2021/11/4 01:45コーヒーでにごす(かほなつ)
 早い時間からの撮影は嫌いではありません。
「果穂、洋菓子を頂いたのよ。一緒にどうかしら。」
「! お菓子︙︙! はい!」
 その後の時間も一緒に居られるから。
 早起きをして臨んだ撮影は大きなトラブルもなく、まだ明るい時間に終わり、せっかくだから、と誘ってくれたのは一緒に撮影をしていた夏葉さんでした。不在のプロデューサーさんに撮影が終わったことをメッセージで伝え、夏葉さんの家に向かいました。尽きない話題、にこにこ楽しげに笑う夏葉さん、ふわふわと香るコーヒーの湯気に心が踊りました。
 ぶー、ぶー。食後、程よい満腹感の中で談笑していると、鈍い音が響きました。
「︙︙ごめんなさい。プロデューサーからだわ。」
 ちょっとでてくるわね、そう言った夏葉さんの顔は大人の顔でした。廊下に出て離れていく声に、浮かれた気持ちが少しだけ別の方に向いたのがわかりました。残されたあたしを慰めるようにグラスの光がゆらゆらと揺れています。その眩しさから逃げるように目をそらすと、ふと夏葉さんのカップが目に入りました。それは夏葉さんのお気に入りで、真っ白な表面に大きく咲く花が夏葉さんのきれいな手に似合います。
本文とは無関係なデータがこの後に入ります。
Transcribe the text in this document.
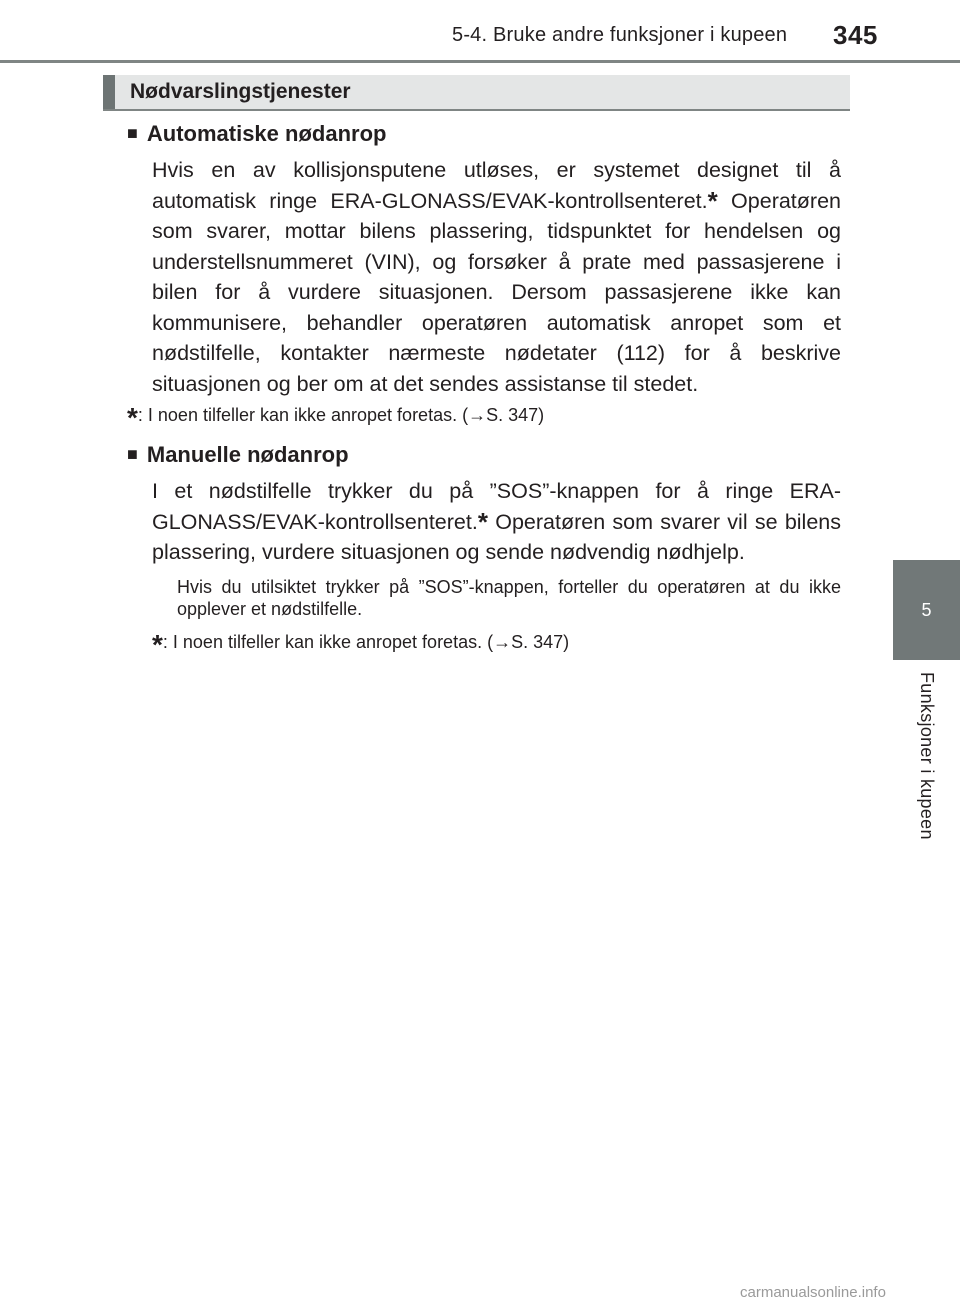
5-4. Bruke andre funksjoner i kupeen 345
5
Funksjoner i kupeen
Nødvarslingstjenester
■ Automatiske nødanrop
Hvis en av kollisjonsputene utløses, er systemet designet til å automatisk ringe ERA-GLONASS/EVAK-kontrollsenteret.* Operatøren som svarer, mottar bilens plassering, tidspunktet for hendelsen og understellsnummeret (VIN), og forsøker å prate med passasjerene i bilen for å vurdere situasjonen. Dersom passasjerene ikke kan kommunisere, behandler operatøren automatisk anropet som et nødstilfelle, kontakter nærmeste nødetater (112) for å beskrive situasjonen og ber om at det sendes assistanse til stedet.
*: I noen tilfeller kan ikke anropet foretas. (→S. 347)
■ Manuelle nødanrop
I et nødstilfelle trykker du på ”SOS”-knappen for å ringe ERA-GLONASS/EVAK-kontrollsenteret.* Operatøren som svarer vil se bilens plassering, vurdere situasjonen og sende nødvendig nødhjelp.
Hvis du utilsiktet trykker på ”SOS”-knappen, forteller du operatøren at du ikke opplever et nødstilfelle.
*: I noen tilfeller kan ikke anropet foretas. (→S. 347)
carmanualsonline.info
 でき心だったんですう。以前ちょこ先輩が樹里ちゃんに言った言葉が耳元できこえた気がしました。手にとってみても温度は感じられません。覗き込んでみるとその中にはまだ黒々とした液体がありました。そこにうつったあたしの顔は、思っていたよりもずっと寂しそうで、ちょっとだけむっとしていました。
 華奢な持ちてを握って、少しだけ揺らしてみます。それでもあたしの表情は消えずに、よりおかしく歪むだけでした。
 少しずつ夏葉さんの声が近づいてきました。あたしの顔は揺れて歪んだままでした。声が止んで扉が開く寸前、あたしはカップに口をつけて傾けました。
「おまたせ、果穂︙︙ふふっ。」
 夏葉さんはあたしの顔を見た途端、控えめに吹き出しました。それもそのはず。口に流れ込んできた芳醇な香りと、それをかき消すほどに広がる苦味に、あたしの顔はよりおかしなことになっているはずです。
「に、にがい︙︙。」
「ブラックだもの。」
 夏葉さんはあたしを咎めることもなく、コーヒーがよかった? とききました。それに首を振って応え、なるべく目尻を下げて笑いました。それを見て夏葉さんも笑います。その顔は楽しげで、ほっと息をつくと、香りの中に少しだけ甘さを感じた気がして、頬が緩むのでした。